The IMF’s Country Focus issued on 2 August 2018 featured an interview with the IMF’s team head for South Africa following a round of consultations there. The discussion focused on transparency and governance issues and the use of digital technology.
The IMF considers that South Africa’s real GDP growth will stay a little below 2% in the medium term which is not enough to improve living standards. Confidence has been weak in recent years and this has led to low economic growth. Potential investors have delayed their decisions to invest and this has impacted job creation. The new government intends to combat corruption and increase transparency and this is part of the economic strategy.
The tax revenue service SARS has been reformed to allow collection of more taxes that were previously lost to corruption.
South Africa has strong laws and institutions that assist combating the problem of weak governance. The political commitment to further governance reforms will also permit reforms related to the product and labor markets, reducing unemployment and inequality. Reforms need to focus on facilitating competition in the production of goods and services, creating more flexible labor laws and improving the business environment to attract investment.
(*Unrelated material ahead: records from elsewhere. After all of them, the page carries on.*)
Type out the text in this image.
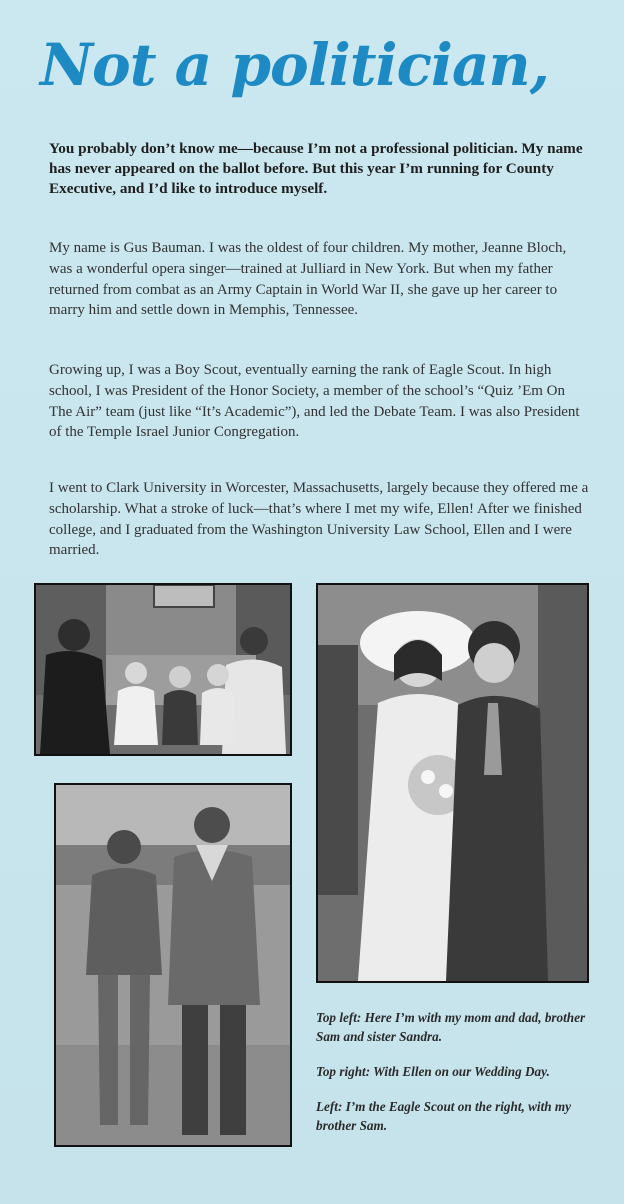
Not a politician,
You probably don’t know me—because I’m not a professional politician. My name has never appeared on the ballot before. But this year I’m running for County Executive, and I’d like to introduce myself.
My name is Gus Bauman. I was the oldest of four children. My mother, Jeanne Bloch, was a wonderful opera singer—trained at Julliard in New York. But when my father returned from combat as an Army Captain in World War II, she gave up her career to marry him and settle down in Memphis, Tennessee.
Growing up, I was a Boy Scout, eventually earning the rank of Eagle Scout. In high school, I was President of the Honor Society, a member of the school’s “Quiz ’Em On The Air” team (just like “It’s Academic”), and led the Debate Team. I was also President of the Temple Israel Junior Congregation.
I went to Clark University in Worcester, Massachusetts, largely because they offered me a scholarship. What a stroke of luck—that’s where I met my wife, Ellen! After we finished college, and I graduated from the Washington University Law School, Ellen and I were married.

Top left: Here I’m with my mom and dad, brother Sam and sister Sandra.

Top right: With Ellen on our Wedding Day.

Left: I’m the Eagle Scout on the right, with my brother Sam.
South Africa is leading the digital revolution in Africa and this is allowing greater access by the population to financing through technological tools such as mobile banking. There is also a link between digitalization and governance. The government is now emphasizing electronic payment of taxes to combat the tax avoidance that is a key issue in South Africa. Customs declarations are also performed electronically. The new automated procurement system captures data on the beneficiaries of government contracts, thereby improving governance and increasing inclusivity as more small enterprises can participate in the tender process and obtain contracts.